À noter que moins de 1 % des garanties internationales sont appelées et que les contentieux sont extrêmement rares. La répartition par zone géographique des bénéficiaires – c´est-à-dire des acheteurs étrangers – fait apparaître une dominante sur le Moyen-Orient, qui représente près d´un tiers du total, le reste se partageant à hauteur de 20 % chacun entre Chine, Asie du Sud-Est et autres pays. L´Afrique incluant le Magheb représente pour sa part 10 % du total.
H. S. L.
Garanties à première demande : Principes et pratiques
Les garanties et cautions de marché s´utilisent dans le cadre des marchés à l´international. Elles s´appliquent aux contrats de vente de biens et services et créent des liens contractuels entre : le bénéficiaire de la garantie (l´acheteur), le donneur d´ordre de la garantie (le fournisseur), la banque émettrice de la garantie (sur demande du fournisseur).

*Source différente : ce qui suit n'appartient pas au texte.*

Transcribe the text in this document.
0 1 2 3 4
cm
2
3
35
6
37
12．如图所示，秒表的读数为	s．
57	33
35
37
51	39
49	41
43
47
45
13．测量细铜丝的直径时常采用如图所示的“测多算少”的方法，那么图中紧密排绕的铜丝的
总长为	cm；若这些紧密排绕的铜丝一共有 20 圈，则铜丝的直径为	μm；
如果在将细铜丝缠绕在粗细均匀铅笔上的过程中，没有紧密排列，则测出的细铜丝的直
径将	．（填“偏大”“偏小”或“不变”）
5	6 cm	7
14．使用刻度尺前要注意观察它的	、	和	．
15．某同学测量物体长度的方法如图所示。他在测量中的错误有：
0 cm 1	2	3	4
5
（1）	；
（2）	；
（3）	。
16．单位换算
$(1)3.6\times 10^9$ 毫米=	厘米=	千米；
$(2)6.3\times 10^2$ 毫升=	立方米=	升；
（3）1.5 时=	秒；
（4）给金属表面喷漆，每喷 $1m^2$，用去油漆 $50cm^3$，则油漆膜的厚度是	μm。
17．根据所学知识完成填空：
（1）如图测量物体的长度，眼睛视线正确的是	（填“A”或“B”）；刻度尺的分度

Dans la pratique, en matière de marchés à l´international, les cautions sont beaucoup plus rares que les garanties à première demande. Rappelons que cette dernière – également appelée garantie autonome – est l´acte par lequel une personne s´engage envers un créancier à lui payer une somme déterminée, sans pouvoir contester le bien-fondé de la demande de paiement et sans pouvoir tenir compte d´une interdiction de payer du débiteur garanti. En cas de mise en jeu de la garantie, la banque ne pourra donc pas opposer au créancier une quelconque exception tenant à l´obligation principale.
La forte concurrence en matière de contrats à l´exportation met les acheteurs (qui sont souvent expérimentés et bien conseillés au plan juridique) en position de force pour demander et obtenir les termes contractuels les plus avantageux pour eux.
Toutefois le caractère inconditionnel de la plupart des garanties à première demande ne retire rien au fait qu´il s´agit de garanties de marché. En d´autres termes, les appels purement abusifs – c´est-à-dire non liés à un problème d´exécution du contrat – sont de fait assez rares.
H. S. L.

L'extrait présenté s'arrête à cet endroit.